Neither of us has been happy in our marriage for a long time. Occasionally we will recognize it and try to work on it but it fizzles out after a few weeks. I believe the trouble really stems from her not being happy because the only reason I am not happy is because of her lack of interest and participation in the relationship. Her lack of interest and participation comes from the fact that she isn't happy. She isn't happy because I don't put in the effort because she is always unhappy and biting my head off or ridiculing me. Its just this big round circle of blame and we have tried to jump in that circle and try to start working on something hoping that it will go around the circle but it never seems to make it all the way around (did that make sense?).
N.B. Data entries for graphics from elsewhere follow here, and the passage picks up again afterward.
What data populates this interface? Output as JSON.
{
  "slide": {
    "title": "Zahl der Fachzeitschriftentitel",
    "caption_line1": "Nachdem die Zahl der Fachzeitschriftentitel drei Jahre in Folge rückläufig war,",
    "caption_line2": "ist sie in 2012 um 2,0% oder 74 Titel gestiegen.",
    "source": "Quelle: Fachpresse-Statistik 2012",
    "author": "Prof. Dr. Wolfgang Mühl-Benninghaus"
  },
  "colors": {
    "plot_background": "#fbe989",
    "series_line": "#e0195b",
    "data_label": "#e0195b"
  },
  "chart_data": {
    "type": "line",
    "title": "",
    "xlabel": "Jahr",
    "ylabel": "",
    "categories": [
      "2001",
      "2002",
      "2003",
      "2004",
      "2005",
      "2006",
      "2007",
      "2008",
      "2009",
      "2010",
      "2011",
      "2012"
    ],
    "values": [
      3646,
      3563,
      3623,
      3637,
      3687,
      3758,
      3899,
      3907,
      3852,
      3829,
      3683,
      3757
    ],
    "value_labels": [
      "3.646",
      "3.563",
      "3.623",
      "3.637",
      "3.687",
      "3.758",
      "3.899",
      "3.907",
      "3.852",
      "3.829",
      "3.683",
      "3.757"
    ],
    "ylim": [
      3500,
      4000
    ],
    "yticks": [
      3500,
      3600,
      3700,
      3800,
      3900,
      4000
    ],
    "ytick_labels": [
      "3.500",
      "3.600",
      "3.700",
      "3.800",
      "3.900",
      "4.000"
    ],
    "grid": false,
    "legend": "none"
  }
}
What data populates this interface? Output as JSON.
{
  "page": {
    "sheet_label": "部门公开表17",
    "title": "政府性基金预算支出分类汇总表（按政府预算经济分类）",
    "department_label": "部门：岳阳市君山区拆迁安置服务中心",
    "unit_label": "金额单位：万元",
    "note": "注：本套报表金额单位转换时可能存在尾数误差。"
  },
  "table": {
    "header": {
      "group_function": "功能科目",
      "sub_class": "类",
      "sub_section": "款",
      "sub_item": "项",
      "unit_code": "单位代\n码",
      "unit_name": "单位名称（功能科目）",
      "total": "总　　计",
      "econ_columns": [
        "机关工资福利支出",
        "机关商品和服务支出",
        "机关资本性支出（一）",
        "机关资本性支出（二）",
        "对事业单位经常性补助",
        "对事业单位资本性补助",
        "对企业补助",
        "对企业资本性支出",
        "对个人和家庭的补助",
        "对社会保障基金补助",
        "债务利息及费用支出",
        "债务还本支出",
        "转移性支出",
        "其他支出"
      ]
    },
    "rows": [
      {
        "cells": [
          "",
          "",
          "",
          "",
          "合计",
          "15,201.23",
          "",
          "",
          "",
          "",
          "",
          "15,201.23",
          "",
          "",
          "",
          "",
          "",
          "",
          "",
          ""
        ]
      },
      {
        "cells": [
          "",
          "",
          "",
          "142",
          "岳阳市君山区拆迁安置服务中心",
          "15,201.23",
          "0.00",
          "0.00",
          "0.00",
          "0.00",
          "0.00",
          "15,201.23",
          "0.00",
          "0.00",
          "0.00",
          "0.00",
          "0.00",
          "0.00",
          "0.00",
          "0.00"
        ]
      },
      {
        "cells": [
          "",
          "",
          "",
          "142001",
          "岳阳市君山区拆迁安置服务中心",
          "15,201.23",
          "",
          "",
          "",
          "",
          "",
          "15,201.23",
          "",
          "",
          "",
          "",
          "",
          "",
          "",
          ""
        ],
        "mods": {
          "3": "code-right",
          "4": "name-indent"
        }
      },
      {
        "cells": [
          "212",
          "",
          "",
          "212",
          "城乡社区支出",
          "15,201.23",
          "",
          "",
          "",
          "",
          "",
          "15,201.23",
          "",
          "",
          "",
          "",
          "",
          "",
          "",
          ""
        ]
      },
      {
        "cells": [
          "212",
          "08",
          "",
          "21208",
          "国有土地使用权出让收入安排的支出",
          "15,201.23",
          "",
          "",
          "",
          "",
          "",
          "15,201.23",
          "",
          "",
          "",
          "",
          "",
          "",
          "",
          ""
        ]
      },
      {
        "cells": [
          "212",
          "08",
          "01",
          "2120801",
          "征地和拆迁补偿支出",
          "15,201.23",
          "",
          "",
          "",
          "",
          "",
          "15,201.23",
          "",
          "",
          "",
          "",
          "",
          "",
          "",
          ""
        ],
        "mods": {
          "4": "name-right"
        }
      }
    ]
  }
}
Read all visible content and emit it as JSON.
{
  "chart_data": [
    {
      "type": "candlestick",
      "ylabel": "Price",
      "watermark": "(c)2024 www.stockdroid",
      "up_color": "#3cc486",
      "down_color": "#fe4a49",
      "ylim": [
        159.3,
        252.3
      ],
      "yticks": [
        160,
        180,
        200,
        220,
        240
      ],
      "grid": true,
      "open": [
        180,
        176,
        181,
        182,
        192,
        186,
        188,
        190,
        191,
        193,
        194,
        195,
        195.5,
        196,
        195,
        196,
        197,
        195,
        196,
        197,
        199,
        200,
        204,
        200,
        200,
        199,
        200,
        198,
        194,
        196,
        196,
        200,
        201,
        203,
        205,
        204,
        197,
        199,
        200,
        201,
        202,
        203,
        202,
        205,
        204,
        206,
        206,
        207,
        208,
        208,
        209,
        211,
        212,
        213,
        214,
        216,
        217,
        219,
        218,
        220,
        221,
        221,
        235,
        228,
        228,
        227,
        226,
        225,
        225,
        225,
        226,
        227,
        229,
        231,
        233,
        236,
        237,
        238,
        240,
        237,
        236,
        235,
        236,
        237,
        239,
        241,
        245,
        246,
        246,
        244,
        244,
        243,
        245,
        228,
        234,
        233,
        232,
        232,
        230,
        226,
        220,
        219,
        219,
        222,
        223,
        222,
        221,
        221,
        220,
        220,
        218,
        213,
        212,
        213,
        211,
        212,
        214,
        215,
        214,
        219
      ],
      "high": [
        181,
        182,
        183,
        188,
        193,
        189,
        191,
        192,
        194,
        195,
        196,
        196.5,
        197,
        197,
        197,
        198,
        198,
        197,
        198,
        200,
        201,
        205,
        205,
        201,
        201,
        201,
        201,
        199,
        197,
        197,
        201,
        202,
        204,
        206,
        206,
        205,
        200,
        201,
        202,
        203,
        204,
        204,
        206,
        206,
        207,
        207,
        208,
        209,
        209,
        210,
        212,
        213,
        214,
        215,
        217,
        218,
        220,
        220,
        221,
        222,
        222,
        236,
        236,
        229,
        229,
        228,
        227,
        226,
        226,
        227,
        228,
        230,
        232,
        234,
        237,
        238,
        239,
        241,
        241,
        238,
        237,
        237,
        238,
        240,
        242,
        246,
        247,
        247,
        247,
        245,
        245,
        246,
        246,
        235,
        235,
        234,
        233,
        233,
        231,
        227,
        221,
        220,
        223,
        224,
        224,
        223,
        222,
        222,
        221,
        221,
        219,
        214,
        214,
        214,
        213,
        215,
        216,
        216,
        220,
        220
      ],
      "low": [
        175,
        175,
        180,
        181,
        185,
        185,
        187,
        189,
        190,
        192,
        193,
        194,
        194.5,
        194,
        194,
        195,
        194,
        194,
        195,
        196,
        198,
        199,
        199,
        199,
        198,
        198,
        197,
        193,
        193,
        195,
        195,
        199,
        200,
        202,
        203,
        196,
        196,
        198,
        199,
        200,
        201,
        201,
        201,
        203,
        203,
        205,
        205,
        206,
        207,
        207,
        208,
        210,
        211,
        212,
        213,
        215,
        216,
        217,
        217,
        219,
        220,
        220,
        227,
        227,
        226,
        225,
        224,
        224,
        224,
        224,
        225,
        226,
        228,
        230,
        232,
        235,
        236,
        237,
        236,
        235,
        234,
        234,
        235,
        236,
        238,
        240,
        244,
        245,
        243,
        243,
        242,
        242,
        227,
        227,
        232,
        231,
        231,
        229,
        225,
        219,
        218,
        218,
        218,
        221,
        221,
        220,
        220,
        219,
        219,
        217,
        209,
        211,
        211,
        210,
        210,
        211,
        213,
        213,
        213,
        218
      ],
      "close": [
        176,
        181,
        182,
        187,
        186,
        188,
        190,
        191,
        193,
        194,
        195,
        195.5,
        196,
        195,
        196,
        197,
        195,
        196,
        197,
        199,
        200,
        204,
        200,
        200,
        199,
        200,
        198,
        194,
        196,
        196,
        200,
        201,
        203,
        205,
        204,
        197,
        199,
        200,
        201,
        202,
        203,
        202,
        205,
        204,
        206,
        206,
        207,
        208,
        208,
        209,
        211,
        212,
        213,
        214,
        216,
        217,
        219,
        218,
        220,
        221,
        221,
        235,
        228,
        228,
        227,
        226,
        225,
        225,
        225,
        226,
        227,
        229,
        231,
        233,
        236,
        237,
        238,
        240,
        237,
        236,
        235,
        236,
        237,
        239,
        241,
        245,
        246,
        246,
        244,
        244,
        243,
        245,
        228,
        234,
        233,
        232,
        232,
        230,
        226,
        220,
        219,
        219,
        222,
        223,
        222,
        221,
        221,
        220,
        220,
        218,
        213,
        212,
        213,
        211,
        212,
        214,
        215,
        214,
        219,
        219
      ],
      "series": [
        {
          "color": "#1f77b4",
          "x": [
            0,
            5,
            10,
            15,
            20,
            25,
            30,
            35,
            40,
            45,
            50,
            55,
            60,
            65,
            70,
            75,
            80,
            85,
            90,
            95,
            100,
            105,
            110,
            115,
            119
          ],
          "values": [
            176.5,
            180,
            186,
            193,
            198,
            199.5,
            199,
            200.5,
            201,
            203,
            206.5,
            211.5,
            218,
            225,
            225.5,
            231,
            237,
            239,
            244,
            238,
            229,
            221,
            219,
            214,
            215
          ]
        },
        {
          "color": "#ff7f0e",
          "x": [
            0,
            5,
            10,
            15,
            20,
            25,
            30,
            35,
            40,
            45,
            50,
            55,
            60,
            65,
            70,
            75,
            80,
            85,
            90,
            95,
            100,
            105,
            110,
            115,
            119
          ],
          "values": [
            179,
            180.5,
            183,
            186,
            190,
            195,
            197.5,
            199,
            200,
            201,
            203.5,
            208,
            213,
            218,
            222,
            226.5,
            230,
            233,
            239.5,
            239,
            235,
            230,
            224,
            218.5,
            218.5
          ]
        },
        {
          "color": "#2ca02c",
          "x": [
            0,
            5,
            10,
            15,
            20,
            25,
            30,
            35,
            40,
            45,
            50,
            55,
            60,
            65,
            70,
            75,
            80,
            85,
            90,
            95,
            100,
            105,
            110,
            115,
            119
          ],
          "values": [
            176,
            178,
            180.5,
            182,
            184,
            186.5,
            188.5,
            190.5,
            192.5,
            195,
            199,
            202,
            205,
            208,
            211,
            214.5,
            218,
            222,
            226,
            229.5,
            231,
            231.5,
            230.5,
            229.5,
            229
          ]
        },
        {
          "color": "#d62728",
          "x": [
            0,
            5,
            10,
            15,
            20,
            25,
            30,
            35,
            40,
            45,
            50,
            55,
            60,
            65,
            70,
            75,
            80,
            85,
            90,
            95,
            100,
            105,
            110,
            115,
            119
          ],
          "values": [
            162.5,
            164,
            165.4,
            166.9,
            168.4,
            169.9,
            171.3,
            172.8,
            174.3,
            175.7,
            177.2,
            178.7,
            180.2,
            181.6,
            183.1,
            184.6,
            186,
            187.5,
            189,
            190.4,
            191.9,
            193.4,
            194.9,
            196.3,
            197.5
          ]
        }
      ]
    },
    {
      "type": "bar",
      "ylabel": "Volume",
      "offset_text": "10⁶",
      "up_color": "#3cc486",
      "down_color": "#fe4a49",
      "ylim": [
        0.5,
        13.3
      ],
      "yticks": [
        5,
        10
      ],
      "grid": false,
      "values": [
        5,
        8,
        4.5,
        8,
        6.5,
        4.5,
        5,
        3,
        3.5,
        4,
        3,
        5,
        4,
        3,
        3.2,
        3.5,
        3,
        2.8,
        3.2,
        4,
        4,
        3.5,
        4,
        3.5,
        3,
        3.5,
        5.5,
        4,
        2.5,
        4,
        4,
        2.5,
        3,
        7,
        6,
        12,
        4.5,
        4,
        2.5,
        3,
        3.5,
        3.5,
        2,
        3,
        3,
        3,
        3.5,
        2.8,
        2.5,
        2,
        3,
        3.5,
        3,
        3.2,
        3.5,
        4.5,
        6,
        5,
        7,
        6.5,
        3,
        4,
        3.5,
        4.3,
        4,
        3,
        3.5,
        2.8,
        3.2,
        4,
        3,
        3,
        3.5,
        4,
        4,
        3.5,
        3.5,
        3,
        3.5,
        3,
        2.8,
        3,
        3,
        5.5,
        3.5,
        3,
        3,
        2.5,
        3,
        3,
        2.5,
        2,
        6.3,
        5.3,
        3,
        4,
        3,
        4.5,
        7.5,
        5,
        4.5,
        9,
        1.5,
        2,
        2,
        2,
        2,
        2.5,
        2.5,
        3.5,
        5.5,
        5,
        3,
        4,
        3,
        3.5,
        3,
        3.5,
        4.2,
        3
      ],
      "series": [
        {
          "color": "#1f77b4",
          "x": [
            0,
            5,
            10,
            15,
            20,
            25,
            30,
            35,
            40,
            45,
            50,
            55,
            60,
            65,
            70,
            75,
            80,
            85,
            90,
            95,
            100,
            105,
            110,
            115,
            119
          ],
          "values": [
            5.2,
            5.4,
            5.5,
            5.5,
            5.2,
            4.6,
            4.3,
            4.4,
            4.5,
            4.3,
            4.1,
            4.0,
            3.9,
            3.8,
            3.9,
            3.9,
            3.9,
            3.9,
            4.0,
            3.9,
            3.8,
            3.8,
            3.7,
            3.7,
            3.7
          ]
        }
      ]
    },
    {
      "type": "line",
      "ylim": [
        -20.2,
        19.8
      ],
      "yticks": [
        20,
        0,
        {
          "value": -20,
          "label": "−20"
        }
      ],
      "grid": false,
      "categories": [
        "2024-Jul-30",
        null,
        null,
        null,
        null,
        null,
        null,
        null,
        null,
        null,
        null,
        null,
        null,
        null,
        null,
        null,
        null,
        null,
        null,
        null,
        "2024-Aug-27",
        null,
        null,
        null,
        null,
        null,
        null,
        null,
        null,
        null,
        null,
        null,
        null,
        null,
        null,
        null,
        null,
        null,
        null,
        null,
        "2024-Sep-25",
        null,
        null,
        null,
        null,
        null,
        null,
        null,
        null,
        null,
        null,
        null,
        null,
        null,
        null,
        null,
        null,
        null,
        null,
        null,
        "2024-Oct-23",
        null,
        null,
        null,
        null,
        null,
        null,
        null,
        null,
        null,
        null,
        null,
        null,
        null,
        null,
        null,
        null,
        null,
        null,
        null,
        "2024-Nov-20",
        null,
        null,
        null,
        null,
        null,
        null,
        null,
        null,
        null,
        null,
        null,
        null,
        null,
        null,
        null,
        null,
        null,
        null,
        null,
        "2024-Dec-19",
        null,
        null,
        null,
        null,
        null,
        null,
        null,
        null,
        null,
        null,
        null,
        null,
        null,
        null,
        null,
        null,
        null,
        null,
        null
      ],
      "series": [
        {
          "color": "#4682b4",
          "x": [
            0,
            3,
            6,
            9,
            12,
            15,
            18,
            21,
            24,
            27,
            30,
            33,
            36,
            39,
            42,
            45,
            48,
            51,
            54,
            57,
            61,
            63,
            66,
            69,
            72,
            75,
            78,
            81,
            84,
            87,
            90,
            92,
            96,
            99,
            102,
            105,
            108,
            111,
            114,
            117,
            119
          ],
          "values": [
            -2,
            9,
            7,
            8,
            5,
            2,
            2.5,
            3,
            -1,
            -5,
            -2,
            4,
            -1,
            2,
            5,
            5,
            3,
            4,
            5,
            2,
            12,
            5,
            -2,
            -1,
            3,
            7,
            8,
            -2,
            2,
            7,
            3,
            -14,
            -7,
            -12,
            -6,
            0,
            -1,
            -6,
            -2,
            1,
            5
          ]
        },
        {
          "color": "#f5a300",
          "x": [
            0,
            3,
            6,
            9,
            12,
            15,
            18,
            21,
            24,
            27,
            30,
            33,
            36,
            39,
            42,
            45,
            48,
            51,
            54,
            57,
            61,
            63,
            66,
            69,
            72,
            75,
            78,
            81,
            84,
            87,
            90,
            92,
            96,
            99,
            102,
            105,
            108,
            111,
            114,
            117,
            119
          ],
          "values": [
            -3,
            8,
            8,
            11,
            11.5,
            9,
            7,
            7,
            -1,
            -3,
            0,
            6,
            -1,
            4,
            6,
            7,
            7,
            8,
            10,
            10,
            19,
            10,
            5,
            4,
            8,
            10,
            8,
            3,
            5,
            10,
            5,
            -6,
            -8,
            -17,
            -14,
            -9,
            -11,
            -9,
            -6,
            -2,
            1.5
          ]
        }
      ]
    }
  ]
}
My wife chose to become a stay at home mother when our first child was born a little less than 3 years ago. She eventually grew tired of her life revolving around the children and she now has a job but it does not pay well at all. She knows this as well. I feel like the only reason she hasn't left already is because she cannot afford to live on her own. Which makes me feel like a prison warden keeping her there against her will. 

She says that she loves me and that she wants it to work though. Since we had the discussion several days ago we have even been intimate nearly every day (granted, I have been doing everything I can to make her happy again). But when I asked her how she would feel if she were to see me and the kids with another woman she replied that she would be furious to see the children with another mother figure but she doesn't know that she would be upset to see me with another woman. That cut pretty deep.

I purchased a book called "The 5 Love Languages" and we are going to try to apply that so that we can both figure out a way to let the other feel the love that we have for them because that has been lacking. Hopefully along with that as well as a few behavior changes and the introduction of date nights the happiness will return.

I guess what I am wondering is are we just prolonging the inevitable? I can only speak for myself and what she tells me but I know that if I had to choose between being unhappy with her or happy without her I would choose unhappy with her. I love her that much. Because of that I'm not sure that I really could find happiness without her. Her on the other hand, she isn't sure which way she would be happier. Is it possible that she has become complacent in the fact that she is cared for and has a routine life which has caused her to become bored with it? 

I don't know...if anyone out there has gone through something similar (which I'm sure they are out there, I don't think this is that uncommon of a problem) and has some advice please pass that on. Thanks for your time


----------



## turnera (Jan 22, 2010)

Can you afford $200? That would pay for an hour of phone counseling with Dr Harley, over at marriagebuilders.com. He has an _amazing_ track record on helping couples fix their marriage. He doesn't waste time on blame or history or anything other than what changes can be made to make BOTH of you happy. It would be well worth the investment. He does 30 minutes with you and 30 minutes with your wife, and sends you 'home' with homework. I've seen marriages I'd not give two cents for, turn around after just one phone call with him (or his daughter, who also counsels).

As for figuring it out, also at marriagebuildes, you can get the Love Buster and Emotional Needs questionnaires. If you fill them out, you will have a pretty exact understanding of what each of you needs in the marriage to be happy, so you can both (hopefully) start working on it.


----------